Almost 6% of the UK's population will be affected by a rare disease at some point in their lives. That is 1 in 17 people.
In this open and frank article by Baroness Blackwood, she discusses her own personal experience of being passed from pillar to post, desperately ill, but not knowing what was wrong.
"My heart developed a mind of its own. I do not think there is a flat surface in Parliament I have not collapsed in."
The new National Genomics Healthcare Strategy, announced today, will ensure that all rare disease patients in the NHS get earlier diagnosis, more targeted treatment and better care, as well as revolutionising the diagnosis and treatment of other diseases, such as cancer. Harnessing the power of technologies, such as genomics and AI, with a greater focus on personalised care for each patient, it is a welcome announcement for all end users - and that includes you!
TINKER TAYLOR has been producing educational video content for the Genomics Education Programme for the last two years. Interviewing world leading scientists, academics and healthcare professionals, as well as patients who are benefiting from the rapid advances in genomic medicine. We have also produced a series of animations which illustrate complex medical processes, in a concise and clear way. One such video is attached.

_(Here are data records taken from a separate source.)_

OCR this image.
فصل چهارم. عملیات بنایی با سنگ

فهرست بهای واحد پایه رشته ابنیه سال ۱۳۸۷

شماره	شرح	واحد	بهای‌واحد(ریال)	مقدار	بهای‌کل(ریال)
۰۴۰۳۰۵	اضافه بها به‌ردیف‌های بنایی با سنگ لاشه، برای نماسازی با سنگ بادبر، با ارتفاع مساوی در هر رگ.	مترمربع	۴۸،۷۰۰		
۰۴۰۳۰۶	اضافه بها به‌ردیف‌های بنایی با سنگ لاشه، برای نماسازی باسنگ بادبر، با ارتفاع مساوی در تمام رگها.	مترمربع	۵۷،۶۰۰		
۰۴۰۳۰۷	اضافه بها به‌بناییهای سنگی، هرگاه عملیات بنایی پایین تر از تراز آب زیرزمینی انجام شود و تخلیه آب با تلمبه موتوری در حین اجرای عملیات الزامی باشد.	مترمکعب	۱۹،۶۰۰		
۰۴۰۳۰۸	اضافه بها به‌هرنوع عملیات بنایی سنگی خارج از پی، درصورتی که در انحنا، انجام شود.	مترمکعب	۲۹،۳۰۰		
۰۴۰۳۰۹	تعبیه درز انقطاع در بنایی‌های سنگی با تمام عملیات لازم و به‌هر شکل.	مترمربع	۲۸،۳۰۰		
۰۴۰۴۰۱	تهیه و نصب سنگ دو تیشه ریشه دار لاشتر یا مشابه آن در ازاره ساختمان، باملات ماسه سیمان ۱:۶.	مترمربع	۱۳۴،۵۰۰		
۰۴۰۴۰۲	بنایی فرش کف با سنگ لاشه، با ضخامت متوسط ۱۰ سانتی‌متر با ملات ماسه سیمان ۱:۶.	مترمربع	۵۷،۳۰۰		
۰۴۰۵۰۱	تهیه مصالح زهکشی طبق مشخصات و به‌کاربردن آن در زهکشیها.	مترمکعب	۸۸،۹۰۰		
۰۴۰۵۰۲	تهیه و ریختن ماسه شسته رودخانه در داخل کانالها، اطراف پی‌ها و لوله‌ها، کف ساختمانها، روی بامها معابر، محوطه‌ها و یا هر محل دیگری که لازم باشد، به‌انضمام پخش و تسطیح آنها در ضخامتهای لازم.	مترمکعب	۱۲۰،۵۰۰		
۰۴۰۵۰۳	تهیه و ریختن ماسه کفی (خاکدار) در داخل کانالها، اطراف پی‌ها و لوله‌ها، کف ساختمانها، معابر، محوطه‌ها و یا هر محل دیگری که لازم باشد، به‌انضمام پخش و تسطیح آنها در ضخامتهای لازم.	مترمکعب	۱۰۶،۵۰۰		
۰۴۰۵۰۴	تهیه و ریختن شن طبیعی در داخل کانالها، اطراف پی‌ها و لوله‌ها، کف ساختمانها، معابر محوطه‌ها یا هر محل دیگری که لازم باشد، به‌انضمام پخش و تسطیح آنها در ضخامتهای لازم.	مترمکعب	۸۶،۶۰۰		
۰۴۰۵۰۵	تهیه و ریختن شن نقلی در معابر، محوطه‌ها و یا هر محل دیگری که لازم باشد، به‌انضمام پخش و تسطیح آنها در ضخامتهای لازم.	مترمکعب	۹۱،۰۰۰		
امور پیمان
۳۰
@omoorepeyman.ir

It is an incredibly exciting field to work in and whilst my team could no more analyse a tumour in 3D than a Bioinformatician could edit one of our films, we love playing a very small part in what can only be described as a healthcare revolution.
To mark Rare Diseases Day, Baroness Blackwood has announced the National Genomics Healthcare Strategy which will ensure that all rare disease patients in the NHS get earlier diagnosis, more targeted treatment and better care, as well as revolutionising the diagnosis and treatment of other diseases, such as cancer.